Large numbers of frogs have succumbed to the fungus since at least the 1970s, but scientists didn’t identify chytrid until 1998. In 2007, scientists were able to attribute previous “enigmatic” frog deaths to chytrid and estimated that the infection had impacted some 200 frog species.

For the new study in Science, scientists surveyed literature and databases and consulted with experts worldwide, pooling together and mapping information on chytrid-related declines. “This is the most comprehensive update to our current understanding of ongoing global amphibian declines,” says Louise Rollins-Smith, a professor of pathology, microbiology, and immunology at Vanderbilt University, who was not involved in the research.

In the past 50 years, chytridiomycosis has ravaged 501 amphibian species, the study reports. Of these, 90 are presumed extinct. Toads and frogs across Central and South America and Australia have been hit the hardest. “This represents the greatest documented loss of biodiversity attributable to a pathogen and places B. dendrobatidis among the most destructive invasive species,” write the authors in the new study.
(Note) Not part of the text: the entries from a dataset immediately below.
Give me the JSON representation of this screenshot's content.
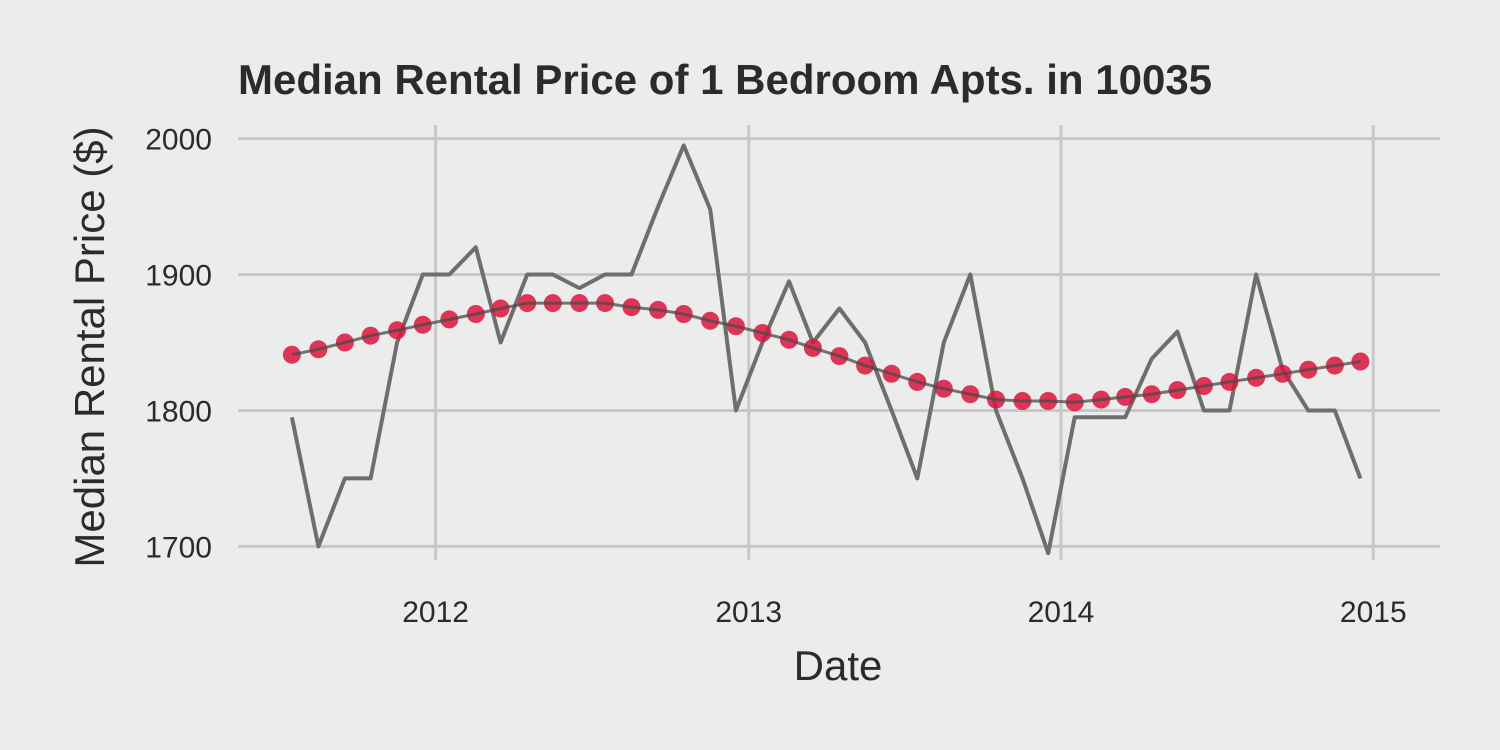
{
  "chart_data": {
    "type": "line",
    "title": "Median Rental Price of 1 Bedroom Apts. in 10035",
    "xlabel": "Date",
    "ylabel": "Median Rental Price ($)",
    "x_ticks": [
      "2012",
      "2013",
      "2014",
      "2015"
    ],
    "y_ticks": [
      "1700",
      "1800",
      "1900",
      "2000"
    ],
    "xlim": [
      "2011-05-15",
      "2015-03-20"
    ],
    "ylim": [
      1690,
      2010
    ],
    "grid": true,
    "legend": "none",
    "colors": {
      "observed": "#6e6e6e",
      "smoothed_points": "#dc143c",
      "smoothed_line": "#4a4a4a"
    },
    "series": [
      {
        "kind": "line",
        "x": [
          "2011-07-17",
          "2011-08-17",
          "2011-09-17",
          "2011-10-17",
          "2011-11-17",
          "2011-12-17",
          "2012-01-17",
          "2012-02-17",
          "2012-03-17",
          "2012-04-17",
          "2012-05-17",
          "2012-06-17",
          "2012-07-17",
          "2012-08-17",
          "2012-09-17",
          "2012-10-17",
          "2012-11-17",
          "2012-12-17",
          "2013-01-17",
          "2013-02-17",
          "2013-03-17",
          "2013-04-17",
          "2013-05-17",
          "2013-06-17",
          "2013-07-17",
          "2013-08-17",
          "2013-09-17",
          "2013-10-17",
          "2013-11-17",
          "2013-12-17",
          "2014-01-17",
          "2014-02-17",
          "2014-03-17",
          "2014-04-17",
          "2014-05-17",
          "2014-06-17",
          "2014-07-17",
          "2014-08-17",
          "2014-09-17",
          "2014-10-17",
          "2014-11-17",
          "2014-12-17"
        ],
        "values": [
          1795,
          1700,
          1750,
          1750,
          1850,
          1900,
          1900,
          1920,
          1850,
          1900,
          1900,
          1890,
          1900,
          1900,
          1950,
          1995,
          1948,
          1800,
          1850,
          1895,
          1850,
          1875,
          1850,
          1800,
          1750,
          1850,
          1900,
          1800,
          1750,
          1695,
          1795,
          1795,
          1795,
          1838,
          1858,
          1800,
          1800,
          1900,
          1830,
          1800,
          1800,
          1750
        ]
      },
      {
        "kind": "points",
        "x": [
          "2011-07-17",
          "2011-08-17",
          "2011-09-17",
          "2011-10-17",
          "2011-11-17",
          "2011-12-17",
          "2012-01-17",
          "2012-02-17",
          "2012-03-17",
          "2012-04-17",
          "2012-05-17",
          "2012-06-17",
          "2012-07-17",
          "2012-08-17",
          "2012-09-17",
          "2012-10-17",
          "2012-11-17",
          "2012-12-17",
          "2013-01-17",
          "2013-02-17",
          "2013-03-17",
          "2013-04-17",
          "2013-05-17",
          "2013-06-17",
          "2013-07-17",
          "2013-08-17",
          "2013-09-17",
          "2013-10-17",
          "2013-11-17",
          "2013-12-17",
          "2014-01-17",
          "2014-02-17",
          "2014-03-17",
          "2014-04-17",
          "2014-05-17",
          "2014-06-17",
          "2014-07-17",
          "2014-08-17",
          "2014-09-17",
          "2014-10-17",
          "2014-11-17",
          "2014-12-17"
        ],
        "values": [
          1841,
          1845,
          1850,
          1855,
          1859,
          1863,
          1867,
          1871,
          1875,
          1879,
          1879,
          1879,
          1879,
          1876,
          1874,
          1871,
          1866,
          1862,
          1857,
          1852,
          1846,
          1840,
          1833,
          1827,
          1821,
          1816,
          1812,
          1808,
          1807,
          1807,
          1806,
          1808,
          1810,
          1812,
          1815,
          1818,
          1821,
          1824,
          1827,
          1830,
          1833,
          1836
        ]
      }
    ]
  }
}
In comparison, cats threaten 430 species—mostly birds and small mammals—and invasive rodents threaten 420 species. Chytridiomycosis-caused species losses are much greater than other wildlife diseases, too, such as white-nose syndrome in bats or West Nile in birds.
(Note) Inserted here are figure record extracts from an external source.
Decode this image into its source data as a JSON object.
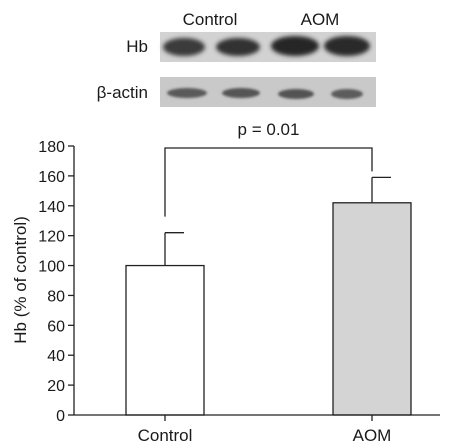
{
  "blot": {
    "lane_groups": [
      "Control",
      "AOM"
    ],
    "rows": [
      {
        "label": "Hb"
      },
      {
        "label": "β-actin"
      }
    ]
  },
  "chart_data": {
    "type": "bar",
    "categories": [
      "Control",
      "AOM"
    ],
    "values": [
      100,
      142
    ],
    "error_upper": [
      22,
      17
    ],
    "bar_colors": [
      "#ffffff",
      "#d4d4d4"
    ],
    "ylabel": "Hb (% of control)",
    "xlabel": "",
    "ylim": [
      0,
      180
    ],
    "yticks": [
      0,
      20,
      40,
      60,
      80,
      100,
      120,
      140,
      160,
      180
    ],
    "grid": false,
    "annotation": "p = 0.01"
  }
}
While the fungus’ destruction peaked in the 1980s, 39 percent of amphibian species affected by the fungus are still declining. New outbreaks are becoming less frequent, but the disease still poses a global threat, especially when it jumps into new areas. “The documented declines have been occurring for approximately 40 to 50 years,” says Rollins-Smith. “But what is important is that we don’t become fatigued and lose sight of the fact that they are ongoing.”

The scientists were also able to use the global data to map and compare the types of environments that seemed to promote or inhibit survival. Chytrid thrives in cool and moist areas, such as those inhabited by the genus Atelopus, a brightly-colored frog living at high elevations in Central and Southern America. Many of these species are endangered or extinct. “I think that’s a striking result [of our study],” says Scheele. “You have this really amazing genus of of frogs and toads—really unique, really charismatic—and they’ve had extremely severe declines associated with chytrid fungus.”

Of the 501 species harmed by the fungus, 12 percent are making some progress toward recovery. In Yosemite National Park, for example, Sierra Nevada yellow-legged frogs are recovering in lakes across the park. But scientists have yet to witness broader, species-level recoveries. And we haven’t found a cure for sick amphibians or a way to eliminate the fungus. We don’t even know how long the fungus can hang around in bodies of water when there are no frogs to infect, adds Rollins-Smith.

Now, our best option is to take steps to prevent the disease from spreading, such by imposing more strict regulations on wildlife trade. “Hopefully, we will raise awareness for the serious threat that wildlife disease poses to biodiversity,” Scheele says. “As humans moving biological material all around the world at ever-increasing rates without our highly-globalized and connected world, we need to really think about biosecurity and the potential pathogens that could be hitchhiking.”